Que en tiempos tan secularizados proliferen voces de no creyentes reivindicando la idea de Dios, da que pensar; tanto como su pragmática visión de la fe.
Tras siglos de intenso racionalismo ilustrado, la visión de que, destronado Dios y abolida la religión, aflorarían sanas sociedades utópicas basadas en la fe en el ser humano, ha calado hondamente. Pero, a medida que lo que han aflorado han sido los perniciosos efectos sociales de dicha utopía, ha aumentado el número de no creyentes que reclaman fundamentos más sólidos que la mera razón. Ahora bien, que la idea de trascendencia cuya restauración reivindican como solución realmente lo sea, es otra cosa.

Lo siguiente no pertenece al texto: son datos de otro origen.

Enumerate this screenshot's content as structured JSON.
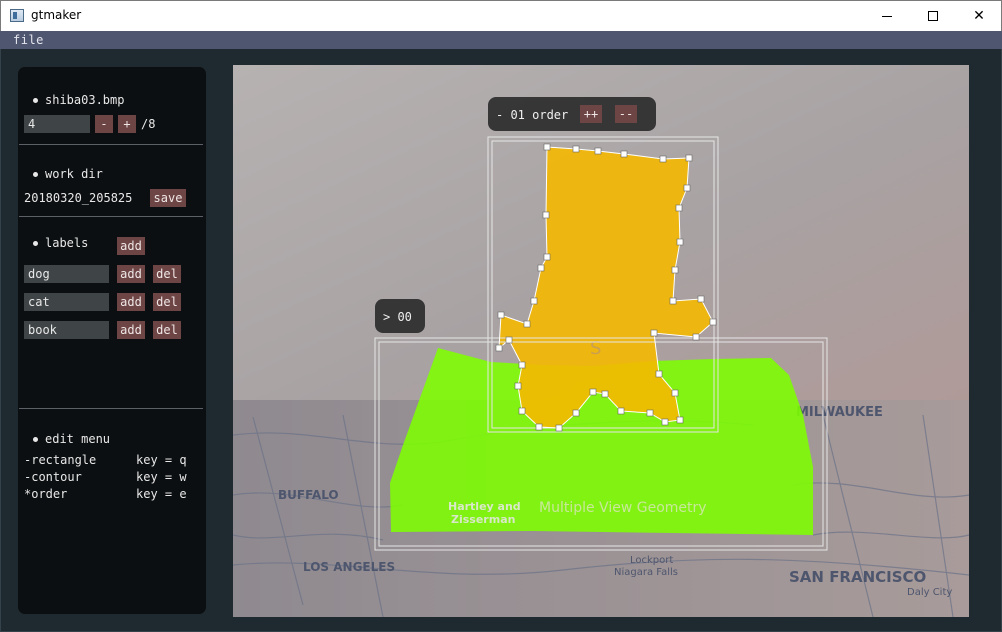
{
  "window": {
    "title": "gtmaker"
  },
  "menu": {
    "file": "file"
  },
  "panel": {
    "image": {
      "filename": "shiba03.bmp",
      "index": "4",
      "minus": "-",
      "plus": "+",
      "total": "/8"
    },
    "workdir": {
      "heading": "work dir",
      "value": "20180320_205825",
      "save": "save"
    },
    "labels": {
      "heading": "labels",
      "add": "add",
      "items": [
        {
          "name": "dog",
          "add": "add",
          "del": "del"
        },
        {
          "name": "cat",
          "add": "add",
          "del": "del"
        },
        {
          "name": "book",
          "add": "add",
          "del": "del"
        }
      ]
    },
    "edit_menu": {
      "heading": "edit menu",
      "items": [
        {
          "action": "-rectangle",
          "key": "key = q"
        },
        {
          "action": "-contour",
          "key": "key = w"
        },
        {
          "action": "*order",
          "key": "key = e"
        }
      ]
    }
  },
  "canvas": {
    "order_tag": {
      "label": "- 01 order",
      "inc": "++",
      "dec": "--"
    },
    "item_tag": {
      "label": "> 00"
    },
    "photo_text": {
      "book_authors_1": "Hartley and",
      "book_authors_2": "Zisserman",
      "book_title": "Multiple View Geometry",
      "map_milwaukee": "MILWAUKEE",
      "map_buffalo": "BUFFALO",
      "map_san_francisco": "SAN FRANCISCO",
      "map_los_angeles": "LOS ANGELES",
      "map_niagara": "Niagara Falls",
      "map_lockport": "Lockport",
      "map_daly": "Daly City",
      "toy_letter": "S"
    },
    "colors": {
      "dog_mask": "#f5b800",
      "book_mask": "#7dff00",
      "vertex": "#ffffff"
    }
  }
}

Apenas hace tres años Richard Dawkins (1941), uno de los principales referentes mundiales del ateísmo militante, asombró a propios y extraños al declarar que acabar con la religión sería una mala idea para la sociedad. Tras dedicar gran parte de su vida a negar la existencia de Dios y combatir la religión, quien fuera catedrático de Oxford de Difusión de la Ciencia, parece haber concluido que una sociedad secularizada carece de una base sólida para distinguir el bien del mal. La abolición de la religión, declaró al Times, daría a la gente licencia para hacer cosas realmente malas y un mundo sin Dios llevaría al declive moral.
Pero no nos equivoquemos, el autor del “Espejismo de Dios”, libro del culto del ateísmo en el que califica como delirio la fe en un creador sobrenatural, no es un converso. Como el mismo manifiesta, su reivindicación es pragmática; uno no ha de considerar el cristianismo como algo creíble para reconocer que es necesario por razones de orden social. Si el haber dejado de creer en el Dios ante el que habrá que rendir cuentas está llevando a las sociedades a comportamientos dañinos y devastadores, será preciso, explica Dawkins, que dirigentes y ciudadanos vuelvan a sentir que una Autoridad Superior les vigila. De ahí que, según el maestro de ateos, aunque Dios no exista, volver a la fe es la mejor opción para evitar que todo se desmorone.
Planteamientos parecidos, aunque menos antitéticos en apariencia, son frecuentes entre quienes reclaman una suerte de fe utilitarista para afrontar graves lacras sociales como la exacerbación del individualismo, el hedonismo y del consumismo. Son conscientes de que las sociedades en que se desvanece la idea de trascendencia tienden a vivir el presente, persiguiendo lo inmediato e individual. Saben que la pérdida del sentido profundo de la existencia está en la raíz de muchos de los problemas que provocan tanta soledad, ansiedad, incertidumbre y miedo. Por ello, reivindican recuperar una nueva percepción secularizada de la trascendencia
Al igual que los padres que llevan a sus hijos a un colegio religioso sólo por el orden y la disciplina que ofrece, los defensores de este “moderno” sentido de la trascendencia, eluden cuando no rechazan las creencias religiosas, sólo buscan aprovecharse de sus beneficios. Animan a sumarse a una suerte de fe en una humanidad más interconectada y fraternal que lleve a trascender la individualidad ofreciendo como recompensa descubrir que ser útil a la sociedad aporta mucho más que saciar los deseos individuales. Suena bien, sobre todo porque compromete poco.
Aunque Dawkins y otros puedan pensar que sus ideas son novedosas, lo cierto es que querer pescar sin mojarse y despreciando el agua tiene poco de nuevo. De hecho, la enferma sociedad occidental que aspiran a redimir es fruto en gran medida de lo que ahora predican. La falaz pretensión europeísta de haber querido beneficiarse de unos valores considerados muy positivos y europeos, a la par que se denigraba y minaba su raíz, ha propiciado la dilución de estos cuando no su rechazo, provocando la consecuente decadencia. Porque pretender que las gentes aprecien y beban las aguas de una fuente señalada como “manantial con veneno cristiano” es mucho pedir.
Lo que Dawkins y compañía parecen ignorar es que su secularizada idea de trascendencia no puede dar mucho de sí porque se basa en una exigua e interesada creencia hecha a su medida. Desconocen o se niegan a aceptar que los beneficios sociales deseados brotan de raíces más profundas arraigadas en una auténtica fe en Dios y no en un pragmático sucedáneo.